[Intel-gfx] [PATCH] drm/i915: Implement SINGLE_TIMELINE with a syncobj (v2)

Thu Mar 25 09:48:54 UTC 2021

On 24/03/2021 17:18, Jason Ekstrand wrote:
> On Wed, Mar 24, 2021 at 6:36 AM Tvrtko Ursulin
> <tvrtko.ursulin at linux.intel.com> wrote:
>>
>>
>> On 24/03/2021 09:52, Daniel Vetter wrote:
>>> On Wed, Mar 24, 2021 at 09:28:58AM +0000, Tvrtko Ursulin wrote:
>>>>
>>>> On 23/03/2021 17:51, Jason Ekstrand wrote:
>>>>> This API is entirely unnecessary and I'd love to get rid of it.  If
>>>>> userspace wants a single timeline across multiple contexts, they can
>>>>> either use implicit synchronization or a syncobj, both of which existed
>>>>> at the time this feature landed.  The justification given at the time
>>>>> was that it would help GL drivers which are inherently single-timeline.
>>>>> However, neither of our GL drivers actually wanted the feature.  i965
>>>>> was already in maintenance mode at the time and iris uses syncobj for
>>>>> everything.
>>>>>
>>>>> Unfortunately, as much as I'd love to get rid of it, it is used by the
>>>>> media driver so we can't do that.  We can, however, do the next-best
>>>>> thing which is to embed a syncobj in the context and do exactly what
>>>>> we'd expect from userspace internally.  This isn't an entirely identical
>>>>> implementation because it's no longer atomic if userspace races with
>>>>> itself by calling execbuffer2 twice simultaneously from different
>>>>> threads.  It won't crash in that case; it just doesn't guarantee any
>>>>> ordering between those two submits.
>>>>>
>>>>> Moving SINGLE_TIMELINE to a syncobj emulation has a couple of technical
>>>>> advantages beyond mere annoyance.  One is that intel_timeline is no
>>>>> longer an api-visible object and can remain entirely an implementation
>>>>> detail.  This may be advantageous as we make scheduler changes going
>>>>> forward.  Second is that, together with deleting the CLONE_CONTEXT API,
>>>>> we should now have a 1:1 mapping between intel_context and
>>>>> intel_timeline which may help us reduce locking.
>>>>
>>>> Much, much better commit message although I still fail to understand where
>>>> do you see implementation details leaking out. So for me this is still
>>>> something I'd like to get to the bottom of.
> 
> I didn't say "leaking".  I said it's no longer API-visible.  That's
> just true.  It used to be a kernel object that userspace was unaware
> of, then we added SINGLE_TIMELINE and userspace now has some influence
> over the object.  With this patch, it's hidden again.  I don't get why
> that's confusing.

I am definitely glad we moved on from leaking to less dramatic wording, 
but it is still not API "visible" in so much struct file_operations * is 
not user visible in any negative way when you do open(2), being just 
implementation detail. But I give up.

>>>> I would also mention the difference regarding fence context change.
> 
> There are no fence context changes.  The fence that we stuff in the
> syncobj is an i915 fence and the fence we pull back out is an i915
> fence.  A syncobj is just a fancy wrapper for a dma_buf pointer.

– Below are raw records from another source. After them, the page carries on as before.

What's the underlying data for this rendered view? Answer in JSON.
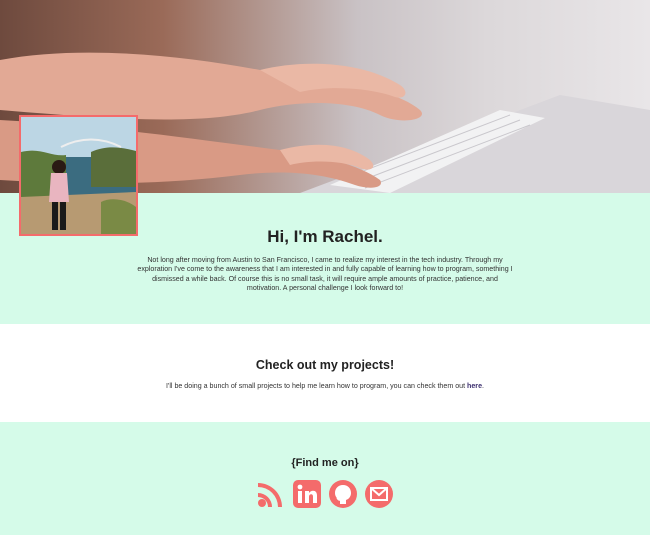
{
  "about": {
    "heading": "Hi, I'm Rachel.",
    "paragraph": "Not long after moving from Austin to San Francisco, I came to realize my interest in the tech industry. Through my exploration I've come to the awareness that I am interested in and fully capable of learning how to program, something I dismissed a while back. Of course this is no small task, it will require ample amounts of practice, patience, and motivation. A personal challenge I look forward to!"
  },
  "projects": {
    "heading": "Check out my projects!",
    "text": "I'll be doing a bunch of small projects to help me learn how to program, you can check them out ",
    "link_label": "here",
    "trailing": "."
  },
  "find_me": {
    "heading": "{Find me on}",
    "icons": [
      "rss-icon",
      "linkedin-icon",
      "github-icon",
      "mail-icon"
    ]
  },
  "colors": {
    "accent": "#f46b6b",
    "mint": "#d5fbe9",
    "link": "#3b2e6e"
  }
}
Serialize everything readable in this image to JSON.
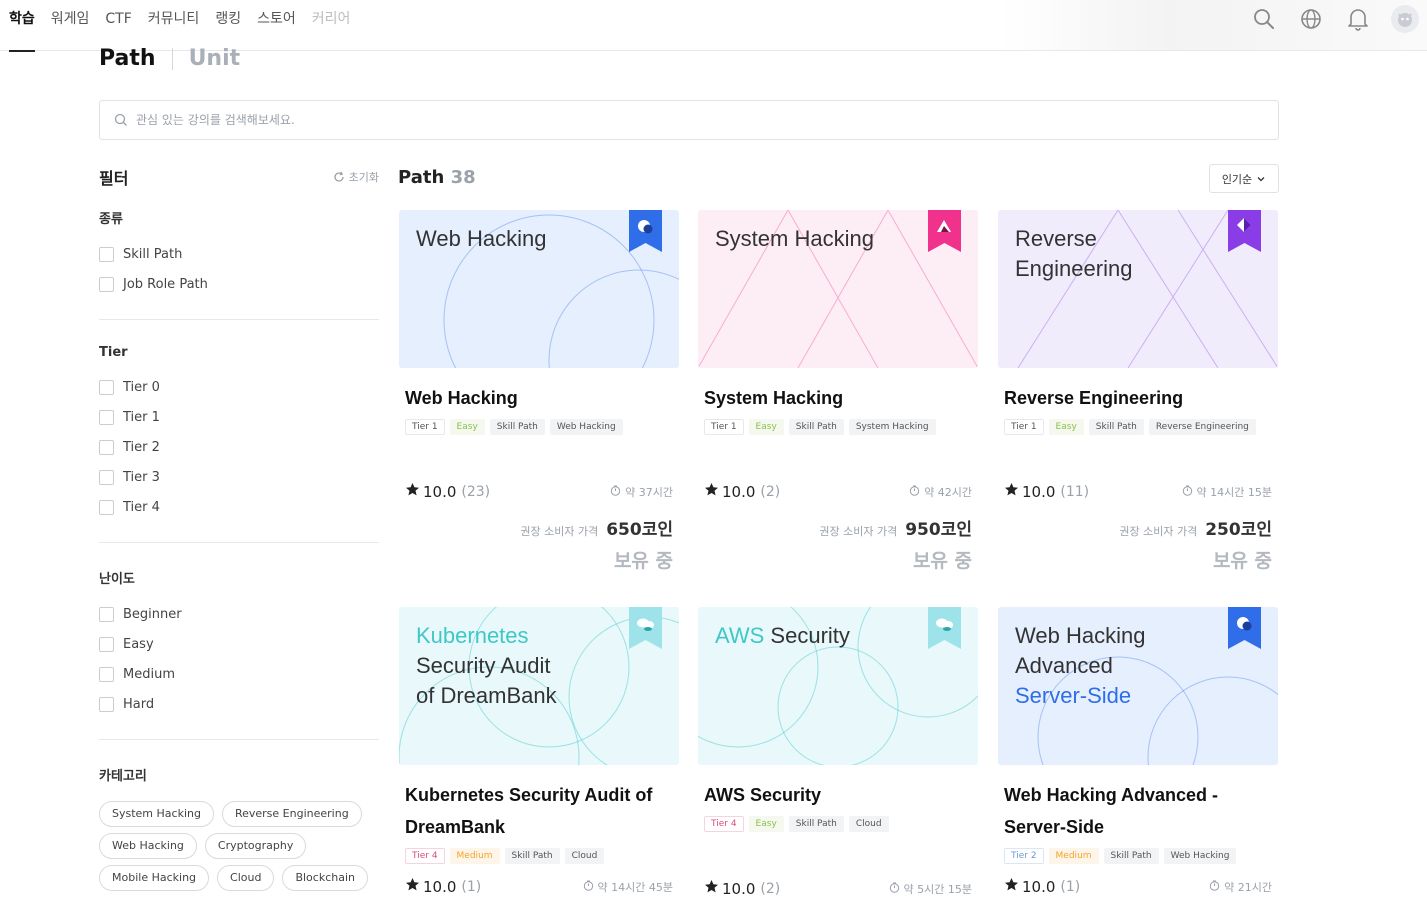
{
  "nav": {
    "tabs": [
      {
        "label": "학습",
        "state": "active"
      },
      {
        "label": "워게임",
        "state": "normal"
      },
      {
        "label": "CTF",
        "state": "normal"
      },
      {
        "label": "커뮤니티",
        "state": "normal"
      },
      {
        "label": "랭킹",
        "state": "normal"
      },
      {
        "label": "스토어",
        "state": "normal"
      },
      {
        "label": "커리어",
        "state": "muted"
      }
    ],
    "icons": [
      "search-icon",
      "globe-icon",
      "bell-icon",
      "avatar"
    ]
  },
  "view_tabs": {
    "path": "Path",
    "unit": "Unit",
    "active": "path"
  },
  "search": {
    "placeholder": "관심 있는 강의를 검색해보세요.",
    "value": ""
  },
  "filter": {
    "title": "필터",
    "reset_label": "초기화",
    "kind": {
      "title": "종류",
      "options": [
        "Skill Path",
        "Job Role Path"
      ]
    },
    "tier": {
      "title": "Tier",
      "options": [
        "Tier 0",
        "Tier 1",
        "Tier 2",
        "Tier 3",
        "Tier 4"
      ]
    },
    "difficulty": {
      "title": "난이도",
      "options": [
        "Beginner",
        "Easy",
        "Medium",
        "Hard"
      ]
    },
    "category": {
      "title": "카테고리",
      "chips": [
        "System Hacking",
        "Reverse Engineering",
        "Web Hacking",
        "Cryptography",
        "Mobile Hacking",
        "Cloud",
        "Blockchain"
      ]
    }
  },
  "listing": {
    "title": "Path",
    "count": "38",
    "sort_label": "인기순"
  },
  "price_label": "권장 소비자 가격",
  "cards": [
    {
      "thumb_lines": [
        "Web Hacking"
      ],
      "thumb_accent": "",
      "accent_color": "#2f6ee8",
      "bg": "#e6effd",
      "theme": "web",
      "title": "Web Hacking",
      "tags": [
        {
          "text": "Tier 1",
          "kind": "t1"
        },
        {
          "text": "Easy",
          "kind": "easy"
        },
        {
          "text": "Skill Path",
          "kind": "gray"
        },
        {
          "text": "Web Hacking",
          "kind": "gray"
        }
      ],
      "rating": "10.0",
      "reviews": "(23)",
      "duration": "약 37시간",
      "price": "650코인",
      "status": "보유 중"
    },
    {
      "thumb_lines": [
        "System Hacking"
      ],
      "thumb_accent": "",
      "accent_color": "#f0328c",
      "bg": "#fdeef5",
      "theme": "system",
      "title": "System Hacking",
      "tags": [
        {
          "text": "Tier 1",
          "kind": "t1"
        },
        {
          "text": "Easy",
          "kind": "easy"
        },
        {
          "text": "Skill Path",
          "kind": "gray"
        },
        {
          "text": "System Hacking",
          "kind": "gray"
        }
      ],
      "rating": "10.0",
      "reviews": "(2)",
      "duration": "약 42시간",
      "price": "950코인",
      "status": "보유 중"
    },
    {
      "thumb_lines": [
        "Reverse",
        "Engineering"
      ],
      "thumb_accent": "",
      "accent_color": "#8a3de6",
      "bg": "#f1ecfc",
      "theme": "reverse",
      "title": "Reverse Engineering",
      "tags": [
        {
          "text": "Tier 1",
          "kind": "t1"
        },
        {
          "text": "Easy",
          "kind": "easy"
        },
        {
          "text": "Skill Path",
          "kind": "gray"
        },
        {
          "text": "Reverse Engineering",
          "kind": "gray"
        }
      ],
      "rating": "10.0",
      "reviews": "(11)",
      "duration": "약 14시간 15분",
      "price": "250코인",
      "status": "보유 중"
    },
    {
      "thumb_lines": [
        "Security Audit",
        "of DreamBank"
      ],
      "thumb_accent": "Kubernetes",
      "accent_color": "#3ec8c8",
      "bg": "#e8f8fb",
      "theme": "cloud",
      "title": "Kubernetes Security Audit of DreamBank",
      "tags": [
        {
          "text": "Tier 4",
          "kind": "t4"
        },
        {
          "text": "Medium",
          "kind": "medium"
        },
        {
          "text": "Skill Path",
          "kind": "gray"
        },
        {
          "text": "Cloud",
          "kind": "gray"
        }
      ],
      "rating": "10.0",
      "reviews": "(1)",
      "duration": "약 14시간 45분",
      "price": "",
      "status": ""
    },
    {
      "thumb_lines": [
        "Security"
      ],
      "thumb_accent": "AWS",
      "accent_color": "#3ec8c8",
      "bg": "#e8f8fb",
      "theme": "cloud2",
      "title": "AWS Security",
      "tags": [
        {
          "text": "Tier 4",
          "kind": "t4"
        },
        {
          "text": "Easy",
          "kind": "easy"
        },
        {
          "text": "Skill Path",
          "kind": "gray"
        },
        {
          "text": "Cloud",
          "kind": "gray"
        }
      ],
      "rating": "10.0",
      "reviews": "(2)",
      "duration": "약 5시간 15분",
      "price": "",
      "status": ""
    },
    {
      "thumb_lines": [
        "Web Hacking",
        "Advanced"
      ],
      "thumb_accent": "Server-Side",
      "accent_color": "#2f6ee8",
      "bg": "#e6effd",
      "theme": "web2",
      "title": "Web Hacking Advanced - Server-Side",
      "tags": [
        {
          "text": "Tier 2",
          "kind": "t2"
        },
        {
          "text": "Medium",
          "kind": "medium"
        },
        {
          "text": "Skill Path",
          "kind": "gray"
        },
        {
          "text": "Web Hacking",
          "kind": "gray"
        }
      ],
      "rating": "10.0",
      "reviews": "(1)",
      "duration": "약 21시간",
      "price": "",
      "status": ""
    }
  ]
}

Change is in the dma_fence->context.

Current code single timeline is one fence context. With this patch that 
is no longer the case.

Not sure that it has any practical implications for the internal 
dma_fence code like is_later checks , haven't analysed it.

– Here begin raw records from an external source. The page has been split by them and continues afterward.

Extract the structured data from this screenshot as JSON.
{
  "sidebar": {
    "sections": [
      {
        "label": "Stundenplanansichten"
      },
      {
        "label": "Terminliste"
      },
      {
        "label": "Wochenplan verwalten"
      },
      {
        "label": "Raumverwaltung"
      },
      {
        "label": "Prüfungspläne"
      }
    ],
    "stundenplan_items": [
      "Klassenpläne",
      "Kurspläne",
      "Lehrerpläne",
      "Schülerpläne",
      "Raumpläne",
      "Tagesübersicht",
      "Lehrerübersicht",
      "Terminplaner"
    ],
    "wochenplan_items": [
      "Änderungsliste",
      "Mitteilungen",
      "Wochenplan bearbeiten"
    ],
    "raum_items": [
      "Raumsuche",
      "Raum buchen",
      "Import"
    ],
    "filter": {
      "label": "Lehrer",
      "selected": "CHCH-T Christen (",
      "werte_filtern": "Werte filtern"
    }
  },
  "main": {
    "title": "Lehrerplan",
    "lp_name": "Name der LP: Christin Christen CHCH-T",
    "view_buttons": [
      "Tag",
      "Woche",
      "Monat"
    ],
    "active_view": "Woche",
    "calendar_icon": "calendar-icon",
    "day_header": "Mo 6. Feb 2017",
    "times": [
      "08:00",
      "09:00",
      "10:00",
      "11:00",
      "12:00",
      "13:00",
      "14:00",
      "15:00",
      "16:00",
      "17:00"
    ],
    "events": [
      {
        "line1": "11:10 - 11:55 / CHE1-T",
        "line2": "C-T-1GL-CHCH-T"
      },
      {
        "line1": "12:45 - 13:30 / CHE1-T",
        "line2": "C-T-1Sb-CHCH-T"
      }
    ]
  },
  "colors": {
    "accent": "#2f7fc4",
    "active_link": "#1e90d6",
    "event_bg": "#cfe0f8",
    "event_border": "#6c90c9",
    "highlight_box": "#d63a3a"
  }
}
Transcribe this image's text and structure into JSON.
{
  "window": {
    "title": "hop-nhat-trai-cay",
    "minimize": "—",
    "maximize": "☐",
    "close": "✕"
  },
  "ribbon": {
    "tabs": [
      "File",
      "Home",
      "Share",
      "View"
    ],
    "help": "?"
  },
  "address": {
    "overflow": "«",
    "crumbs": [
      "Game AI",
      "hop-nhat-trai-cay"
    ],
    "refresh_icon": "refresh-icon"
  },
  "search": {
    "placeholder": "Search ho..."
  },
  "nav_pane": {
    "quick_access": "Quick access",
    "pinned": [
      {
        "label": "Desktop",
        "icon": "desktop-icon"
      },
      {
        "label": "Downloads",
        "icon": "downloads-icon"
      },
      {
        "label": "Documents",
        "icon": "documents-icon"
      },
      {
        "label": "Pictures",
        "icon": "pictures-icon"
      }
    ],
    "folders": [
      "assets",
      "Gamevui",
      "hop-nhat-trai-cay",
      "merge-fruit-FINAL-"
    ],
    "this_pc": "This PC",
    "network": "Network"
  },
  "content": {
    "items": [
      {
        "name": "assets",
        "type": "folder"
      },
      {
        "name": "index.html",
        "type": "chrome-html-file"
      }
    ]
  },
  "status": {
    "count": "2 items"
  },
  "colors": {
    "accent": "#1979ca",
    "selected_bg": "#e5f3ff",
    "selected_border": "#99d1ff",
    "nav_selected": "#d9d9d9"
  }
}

And sync fence info ioctl exposes this value to userspace which probably 
has no practical implications. Unless some indirect effect when merging 
fences.

Main point is that I think these are the things which need to be 
discussed in the commit message.

>>>> And in general I would maintain this patch as part of a series which ends up
>>>> demonstrating the "mays" and "shoulds".
>>>
>>> I disagree. The past few years we've merged way too much patches and
>>> features without carefully answering the high level questions of
>>> - do we really need to solve this problem
>>> - and if so, are we really solving this problem in the right place
>>>
>>> Now we're quite in a hole, and we're not going to get out of this hole if
>>> we keep applying the same standards that got us here. Anything that does
>>> not clearly and without reservation the above two questions with "yes"
>>> needs to be removed or walled off, just so we can eventually see which
>>> complexity we really need, and what is actually superflous.
>>
>> I understand your general point but when I apply it to this specific
>> patch, even if it is simple, it is neither removing the uapi or walling
>> it off. So I see it as the usual review standard to ask to see what
>> "mays" and "shoulds" actually get us in concrete terms.
> 
> Instead of focusing on the term "leak", let's focus on this line of
> the commit message instead:
> 
>>   Second is that, together with deleting the CLONE_CONTEXT API,
>> we should now have a 1:1 mapping between intel_context and
>> intel_timeline which may help us reduce locking.
> 
> Now, I've not written any patches yet which actually reduce the
> locking.  I can try to look into that today.  I CC'd Maarten on the
> first send of this because I was hoping he would have good intuition
> about this.  It may be that this object will always have to require
> some amount of locking if the scheduler has to touch them in parallel
> with other stuff.  What I can say concretely, however, is that this
> does reduce the sharing of an internal object even if it doesn't get
> rid of it completely.  The one thing that is shared all over the place
> with this patch is a syncobj which is explicitly designed for exactly
> this sort of case and can be used and abused by as many threads as
> you'd like.  That seems like it's going in the right direction.
> 
> I can further weasel-word the commit message to make the above more
> prominent if you'd like.

I am not interested in making you weasel-word anything but reaching a 
consensus and what is actually true and accurate.

Regards,

Tvrtko